Un cadeau fiscal pour le négoce
Un impôt sur mesure pour un secteur de l’ombre, qui profitera au négoce des matières premières. Voilà ce qu’a concocté le Conseil fédéral avec la taxe au tonnage.
Cet impôt, qui sera débattu au Conseil national ces prochaines semaines, permet aux compagnies maritimes installées en Suisse de payer un impôt non pas sur le bénéfice, mais sur leur capacité de chargement. Pour ces sociétés, cela tombe bien. Très bien même. Cet instrument fiscal leur permettra d’échapper à l’imposition minimale à 15% exigée par l’OCDE, qui doit entrer en vigueur en 2024.
Selon les estimations d’un expert indépendant, Mark Pieth, leur imposition sera réduite à 7% ou 8% de leurs bénéfices. Ces calculs sont évidemment à prendre avec des pincettes. Mais le principe est là: baisser les impôts d’un secteur nébuleux, qui échappe quasiment à tout contrôle et engendre des milliards tout en étant responsable de dégâts environnementaux et sociaux.
La Suisse figure parmi les premières puissances maritimes mondiales, avec des sociétés installées avant tout à Genève, dont le leader MSC. Et celles-ci ne seront pas les seules à profiter de cet impôt. Les multinationales de négoce de matières premières – Glencore, Trafigura, Vitol pour n’en citer que quelques-unes – organisent souvent leur propre transport maritime. Pour elles, les perspectives de cette nouvelle taxe sont alléchantes.
Réforme de l’OCDE ou non, le Conseil fédéral aurait certainement préparé cette loi dans tous les cas. Une vingtaine de pays européens appliquent déjà une taxe au tonnage. En Suisse, l’offensive fiscale en faveur des plus grosses entreprises fait partie d’un agenda politique précis. En 2016 déjà, le parlement avait demandé au gouvernement d’avancer sur ce projet, abandonné dans le cadre de la troisième réforme de la fiscalité des entreprises (RIE III). Il avait alors été déclaré incompatible avec la Constitution.

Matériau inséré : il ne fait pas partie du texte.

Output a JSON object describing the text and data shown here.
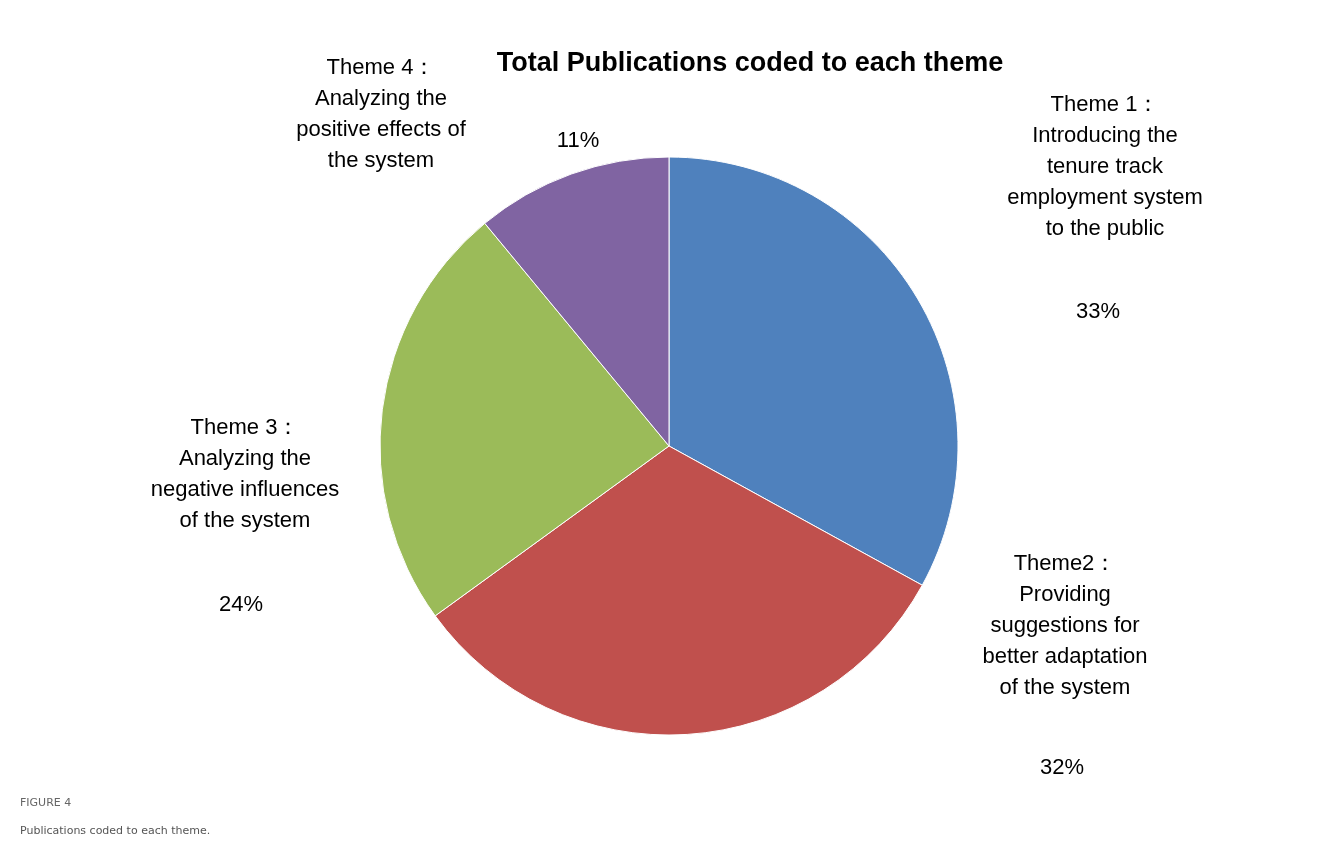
{
  "chart_data": {
    "type": "pie",
    "title": "Total Publications coded to each theme",
    "categories": [
      "Theme 1：\nIntroducing the\ntenure track\nemployment system\nto the public",
      "Theme2：\nProviding\nsuggestions for\nbetter adaptation\nof the system",
      "Theme 3：\nAnalyzing the\nnegative influences\nof the system",
      "Theme 4：\nAnalyzing the\npositive effects of\nthe system"
    ],
    "values": [
      33,
      32,
      24,
      11
    ],
    "value_labels": [
      "33%",
      "32%",
      "24%",
      "11%"
    ],
    "colors": [
      "#4f81bd",
      "#c0504d",
      "#9bbb59",
      "#8064a2"
    ],
    "annotations": [
      "FIGURE 4",
      "Publications coded to each theme."
    ]
  }
}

Cette fois, le gouvernement s’assied sciemment sur cette dernière , qui veut que chacun·e soit imposé·e selon ses capacités économiques. Ce n’est pas la première fois que l’on déroge à ce principe fondamental. Les forfaits fiscaux accordés aux très riches contribuables – principalement dans les cantons de Vaud et Genève – répondent à la même logique anticonstitutionnelle.
Élément inquiétant, le fort lobbying de la branche transparaît dans le message du Conseil fédéral, qui reprend ses données les yeux fermés. Le secteur ne s’est pas privé non plus d’une opération séduction auprès des parlementaires siégeant dans la commission qui a examiné le projet.
Espérons que le parlement saura entendre raison. Avec le refus en votation de supprimer l’impôt anticipé et le droit de timbre, le peuple a clairement montré qu’il ne voulait pas de traitement de faveur pour les multinationales.